Paul Rassinier n’est pas né antisémite, dites-vous. Alors comment l’est-il devenu ? Est-il tombé dedans lorsqu’il était petit ?

Pas exactement, l’antisémitisme n’étant pas non plus une potion. Mais, depuis les dernières décennies du XIXe siècle, depuis Drumont surtout, depuis l’affaire Dreyfus ensuite, il imprégnait, prononcé ou diffus, pratiquement tous les milieux, de l’extrême gauche à l’extrême droite, les pacifistes n’étant pas épargnés. L’afflux d’immigrants juifs de l’Est, dans les années vingt, n’a fait que renforcer ce sentiment et poser avec plus d’actualité ce que l’on appelait pudiquement la « question juive », ici à Belfort comme ailleurs. Mais quantité de Français ont été soumis à cette influence antisémite et n’ont pas sombré dans un antisémitisme forcené. Alors pourquoi Paul Rassinier fait-il exception ? C’est là tout le problème.

Nous recherchons les influences auxquelles a pu être soumis Paul Rassinier. Qu’en est-il à ce point de vue de son milieu familial ?

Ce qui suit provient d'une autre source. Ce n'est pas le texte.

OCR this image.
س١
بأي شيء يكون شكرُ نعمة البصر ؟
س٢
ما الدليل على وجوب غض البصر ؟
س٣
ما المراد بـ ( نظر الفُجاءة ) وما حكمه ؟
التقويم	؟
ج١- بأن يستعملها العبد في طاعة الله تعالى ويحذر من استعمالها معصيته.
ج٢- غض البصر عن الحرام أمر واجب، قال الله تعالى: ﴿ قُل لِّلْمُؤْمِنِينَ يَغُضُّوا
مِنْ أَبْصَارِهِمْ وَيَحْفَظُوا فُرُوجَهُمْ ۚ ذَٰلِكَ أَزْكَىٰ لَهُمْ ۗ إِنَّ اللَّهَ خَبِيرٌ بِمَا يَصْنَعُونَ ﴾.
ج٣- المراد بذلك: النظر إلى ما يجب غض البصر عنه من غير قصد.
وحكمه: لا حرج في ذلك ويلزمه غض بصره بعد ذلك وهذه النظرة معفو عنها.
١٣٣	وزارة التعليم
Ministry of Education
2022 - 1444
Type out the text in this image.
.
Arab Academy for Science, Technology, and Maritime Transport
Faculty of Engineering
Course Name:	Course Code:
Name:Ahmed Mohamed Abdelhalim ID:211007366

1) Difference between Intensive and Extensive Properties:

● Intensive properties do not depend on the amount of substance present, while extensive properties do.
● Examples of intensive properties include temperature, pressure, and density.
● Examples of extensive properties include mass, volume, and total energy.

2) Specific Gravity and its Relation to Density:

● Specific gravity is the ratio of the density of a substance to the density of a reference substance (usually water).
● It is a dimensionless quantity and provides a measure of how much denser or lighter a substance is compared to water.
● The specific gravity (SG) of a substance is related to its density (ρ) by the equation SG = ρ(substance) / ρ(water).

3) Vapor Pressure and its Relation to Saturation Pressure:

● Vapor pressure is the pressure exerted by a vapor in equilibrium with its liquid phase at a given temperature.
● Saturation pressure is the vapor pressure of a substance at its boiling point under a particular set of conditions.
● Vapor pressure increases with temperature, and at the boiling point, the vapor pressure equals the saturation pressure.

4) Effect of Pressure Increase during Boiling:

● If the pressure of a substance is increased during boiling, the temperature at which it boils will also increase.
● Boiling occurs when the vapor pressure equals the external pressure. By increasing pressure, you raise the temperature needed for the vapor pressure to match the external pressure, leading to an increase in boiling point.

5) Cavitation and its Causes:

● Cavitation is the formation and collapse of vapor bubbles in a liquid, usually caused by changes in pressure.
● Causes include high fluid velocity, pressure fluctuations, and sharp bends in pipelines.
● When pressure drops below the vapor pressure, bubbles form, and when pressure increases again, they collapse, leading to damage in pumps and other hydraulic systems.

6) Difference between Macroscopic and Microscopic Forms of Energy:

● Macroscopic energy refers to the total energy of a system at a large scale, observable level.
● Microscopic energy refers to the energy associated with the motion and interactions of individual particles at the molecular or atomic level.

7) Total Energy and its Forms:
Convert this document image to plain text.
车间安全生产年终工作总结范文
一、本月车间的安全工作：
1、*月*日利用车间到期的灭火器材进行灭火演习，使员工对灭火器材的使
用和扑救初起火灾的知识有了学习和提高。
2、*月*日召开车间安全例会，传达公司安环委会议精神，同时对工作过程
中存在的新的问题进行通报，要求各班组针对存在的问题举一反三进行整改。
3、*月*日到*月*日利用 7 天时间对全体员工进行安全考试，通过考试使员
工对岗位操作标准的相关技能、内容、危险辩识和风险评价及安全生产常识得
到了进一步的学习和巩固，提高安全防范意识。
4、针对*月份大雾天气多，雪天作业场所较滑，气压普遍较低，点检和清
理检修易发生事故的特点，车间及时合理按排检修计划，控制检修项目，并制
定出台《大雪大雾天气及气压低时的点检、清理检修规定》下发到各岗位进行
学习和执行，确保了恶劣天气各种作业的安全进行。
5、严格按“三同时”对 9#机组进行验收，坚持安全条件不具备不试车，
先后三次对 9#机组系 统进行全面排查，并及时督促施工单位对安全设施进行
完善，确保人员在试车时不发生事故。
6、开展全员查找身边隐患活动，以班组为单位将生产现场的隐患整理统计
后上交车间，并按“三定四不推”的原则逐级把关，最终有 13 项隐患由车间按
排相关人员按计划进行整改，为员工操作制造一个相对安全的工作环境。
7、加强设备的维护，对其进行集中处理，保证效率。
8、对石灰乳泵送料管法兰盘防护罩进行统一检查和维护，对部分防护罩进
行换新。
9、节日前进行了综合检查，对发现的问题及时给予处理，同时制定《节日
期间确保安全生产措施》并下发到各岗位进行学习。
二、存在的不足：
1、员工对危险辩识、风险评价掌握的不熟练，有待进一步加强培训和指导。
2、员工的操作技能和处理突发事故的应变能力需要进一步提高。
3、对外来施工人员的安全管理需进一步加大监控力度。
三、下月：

Les Rassinier sont depuis longtemps installés dans la Porte de Bourgogne. On trouve leur trace à Charmois depuis le XVIIe siècle au moins. Joseph, le père, est l’un des premiers de cette famille d’agriculteurs à poursuivre des études au-delà de l’école primaire. Il obtient son brevet élémentaire, s’engage pour trois ans et fait campagne au Tonkin. A son retour, il se marie et s’installe à Bermont où son épouse a hérité d’une ferme à proximité de l’église. C’est là que naît, en 1906, le petit Paul. Tout le monde va à l’église et mène une vie conforme à la tradition catholique. Joseph le père, caractère entier et coléreux, est un insatisfait. Il estime qu’il n’a pas la place qu’il mérite dans la société. Agriculteur, c’est trop peu pour lui qui a étudié. Excellent polémiste, il collabore, quelques années durant, aux journaux locaux de droite, antisémites par nature. Il est mobilisé durant la Première Guerre mondiale et, à son retour, rompt brutalement avec l’Eglise. En 1923, bénéficiant de circonstances particulières, il est élu conseiller général sur la liste communiste ! Il sera réélu constamment jusqu’à sa mort. Il a obtenu ce qu’il voulait, il est satisfait et devient un notable qui ne marchande pas son dévouement au service de ses électeurs. En 1923, il quitte le parti communiste à la suite de Ludovic Oscar Frossard et entre à la SFIO. Voilà pour le milieu familial.

Quels sont les rapports entre le père et le fils ?

Lorsque le père est rendu à la vie civile après la guerre 1914-1918, ils paraissent s’être tendus. Paul a un caractère entier, emporté, comme son père, comme lui il veut réussir à s’imposer, à être quelqu’un. Certaines de ses prises de position se font en rupture avec le père. Etant l’aîné, il doit faire des études, c’est la volonté paternelle. Il entre à l’école primaire supérieure de Luxeuil mais, étant d’intelligence moyenne, voire médiocre, il échoue en 1922 au concours d’entrée aux écoles normales de Vesoul et de Chaumont. Il ne fait pas partie des meilleurs, c’est là le drame de sa vie. Il doit s’y reprendre à plusieurs fois pour réussir là où d’autres s’imposent sans effort apparent. En 1923, il entre à l’école normale de Belfort où il ne sera pas un élève très brillant.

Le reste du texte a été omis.